Surgical approaches include the following:

  • Myomectomy. This involves removal of the fibroid(s) while preserving the uterus. Women may choose this option if they desire a future pregnancy or do not want complete removal of their uterus. Whether or not a myomectomy is appropriate will depend on multiple factors, including the size and location of the fibroid(s).3
  • Hysterectomy. Surgical removal of the uterus, with or without removal of the ovaries and fallopian tubes, provides definitive treatment for heavy menstrual bleeding, which is one of the most common symptoms experienced by women with fibroids. Hysterectomy may also be appropriate for women who do not desire future pregnancies, have multiple fibroids, and report symptoms related to the bulk of the fibroids.

Additional available surgical treatments for fibroids include uterine artery embolization and endometrial ablation; magnetic resonance-guided focused ultrasound is less often performed because of difficulty getting insurance approval. The 3 procedures are less invasive than myomectomy and hysterectomy but can affect fertility.3 

Conclusion

Uterine fibroids are a common, benign gynecologic condition that may be asymptomatic or result in a range of symptoms. Heavy menstrual bleeding associated with fibroids can result in anemia, fatigue, and decreased quality of life. Clinicians who care for women should ask about menstrual cycle concerns and consider a pelvic ultrasound if fibroids are suspected. Treatment options can be individualized based on a woman’s most concerning symptom, desire to preserve fertility, and discussion of the risks and benefits of both medical and surgical options. 

Author’s Note: Throughout this article, I use the terms woman and women, although I understand there are diverse gender identities and not every person with fibroids identifies as a woman.
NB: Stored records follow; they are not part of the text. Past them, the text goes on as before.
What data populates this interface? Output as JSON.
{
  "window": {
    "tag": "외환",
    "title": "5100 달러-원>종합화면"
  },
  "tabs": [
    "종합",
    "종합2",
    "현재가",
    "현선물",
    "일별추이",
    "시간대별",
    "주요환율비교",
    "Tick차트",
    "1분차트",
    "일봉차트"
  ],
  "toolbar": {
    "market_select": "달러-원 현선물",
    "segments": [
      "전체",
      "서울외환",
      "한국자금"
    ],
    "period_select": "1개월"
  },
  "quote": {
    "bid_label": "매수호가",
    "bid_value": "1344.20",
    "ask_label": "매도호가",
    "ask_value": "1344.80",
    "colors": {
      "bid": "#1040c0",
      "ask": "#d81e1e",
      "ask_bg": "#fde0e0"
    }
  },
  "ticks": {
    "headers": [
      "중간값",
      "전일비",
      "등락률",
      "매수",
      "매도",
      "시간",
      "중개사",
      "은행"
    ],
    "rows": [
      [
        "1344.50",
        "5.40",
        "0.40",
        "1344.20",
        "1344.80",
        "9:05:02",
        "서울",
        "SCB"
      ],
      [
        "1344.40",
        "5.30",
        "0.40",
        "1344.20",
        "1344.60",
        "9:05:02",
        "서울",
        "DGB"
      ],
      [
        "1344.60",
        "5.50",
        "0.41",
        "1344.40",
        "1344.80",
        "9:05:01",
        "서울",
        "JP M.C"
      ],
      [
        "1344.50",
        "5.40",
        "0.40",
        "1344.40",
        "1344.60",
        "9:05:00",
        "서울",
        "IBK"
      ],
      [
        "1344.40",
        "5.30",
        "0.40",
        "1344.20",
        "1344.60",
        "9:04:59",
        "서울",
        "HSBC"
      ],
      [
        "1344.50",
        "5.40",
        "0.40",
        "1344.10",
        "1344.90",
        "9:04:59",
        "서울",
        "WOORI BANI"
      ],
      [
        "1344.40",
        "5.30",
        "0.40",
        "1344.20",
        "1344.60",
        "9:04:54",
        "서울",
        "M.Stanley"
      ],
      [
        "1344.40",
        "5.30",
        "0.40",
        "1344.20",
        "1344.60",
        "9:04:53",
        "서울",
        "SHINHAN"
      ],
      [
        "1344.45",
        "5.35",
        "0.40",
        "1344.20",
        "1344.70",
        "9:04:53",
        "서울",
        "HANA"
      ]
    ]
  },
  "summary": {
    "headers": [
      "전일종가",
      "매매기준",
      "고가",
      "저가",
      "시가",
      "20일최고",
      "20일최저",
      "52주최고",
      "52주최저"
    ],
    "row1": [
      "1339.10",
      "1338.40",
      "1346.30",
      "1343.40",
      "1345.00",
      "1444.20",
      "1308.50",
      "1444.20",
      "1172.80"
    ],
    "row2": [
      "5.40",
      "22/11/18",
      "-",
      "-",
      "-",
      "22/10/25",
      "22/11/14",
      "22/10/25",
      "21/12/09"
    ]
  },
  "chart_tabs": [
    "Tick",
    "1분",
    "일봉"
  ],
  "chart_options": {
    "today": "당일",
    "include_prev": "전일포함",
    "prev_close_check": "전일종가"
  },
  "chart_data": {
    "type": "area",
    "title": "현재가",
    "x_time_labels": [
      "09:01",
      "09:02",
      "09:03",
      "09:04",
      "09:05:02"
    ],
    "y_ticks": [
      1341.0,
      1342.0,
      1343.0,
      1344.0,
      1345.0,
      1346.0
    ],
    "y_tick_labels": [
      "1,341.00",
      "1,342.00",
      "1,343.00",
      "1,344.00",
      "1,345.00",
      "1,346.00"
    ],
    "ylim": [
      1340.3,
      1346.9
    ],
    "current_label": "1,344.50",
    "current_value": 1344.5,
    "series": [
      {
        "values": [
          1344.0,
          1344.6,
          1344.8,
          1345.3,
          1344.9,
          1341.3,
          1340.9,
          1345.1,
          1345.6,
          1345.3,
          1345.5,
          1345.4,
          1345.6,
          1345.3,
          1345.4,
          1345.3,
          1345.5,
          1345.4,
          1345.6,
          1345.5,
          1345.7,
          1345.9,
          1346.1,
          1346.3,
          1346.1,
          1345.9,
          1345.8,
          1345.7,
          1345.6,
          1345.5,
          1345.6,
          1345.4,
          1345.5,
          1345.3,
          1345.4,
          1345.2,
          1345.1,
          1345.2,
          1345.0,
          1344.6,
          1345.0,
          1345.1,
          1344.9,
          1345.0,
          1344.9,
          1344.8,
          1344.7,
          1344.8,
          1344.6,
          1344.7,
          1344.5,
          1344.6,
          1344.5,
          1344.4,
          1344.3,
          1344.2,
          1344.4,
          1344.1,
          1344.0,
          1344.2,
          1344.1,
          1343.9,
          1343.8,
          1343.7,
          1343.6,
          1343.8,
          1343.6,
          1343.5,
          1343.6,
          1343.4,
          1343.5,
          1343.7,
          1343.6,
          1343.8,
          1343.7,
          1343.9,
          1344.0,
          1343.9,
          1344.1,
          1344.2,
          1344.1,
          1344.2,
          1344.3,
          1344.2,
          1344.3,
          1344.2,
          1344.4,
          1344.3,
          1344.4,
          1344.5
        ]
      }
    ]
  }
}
Clinicians should always ask about preferred names, pronouns, and identities to ensure the delivery of sensitive, respectful, and inclusive care.     

Heidi Collins Fantasia, PhD, RN, WHNP-BC, FNAP, is an associate professor and department chair in the Solomont School of Nursing, Zuckerberg College of Health Sciences at the University of Massachusetts Lowell. She is a certified women’s health nurse practitioner with extensive experience working in public health settings.

References

  1. Pavone D, Clemenza S, Sorbi F, Fambrini M, Petraglia F. Epidemiology and risk factors of uterine fibroidsBest Prac Res Clin Obstet Gynaecol. 2018;46:3-11. doi:10.1016/j.bpobgyn.2017.09.00
  2. Stewart EA, Cookson CL, Gandolfo RA, Schulze-Rath R. Epidemiology of uterine fibroids: a systematic review. BJOG. 2017;124(10):1501-1512. doi:10.1111/1471-0528.14640
  3. Vilos GA, Allaire C, Laberge P-Y, Leyland N. The management of uterine leiomyomas J Obstet Gynaecol Canada. 2015;37(2):157-178. doi:10.1016/S1701-2163(15)30338-8
  4. De La Cruz MS, Buchanan EM. Uterine fibroids: diagnosis and treatment. Am Fam Physician. 2017;95(2):100-107.
  5. Antoun J. Elagolix, estradiol, and norethindrone kit (Oriahnn) for the management of heavy menstrual bleeding associated with fibroidsAm Fam Physician. 2021;103(8):505-506.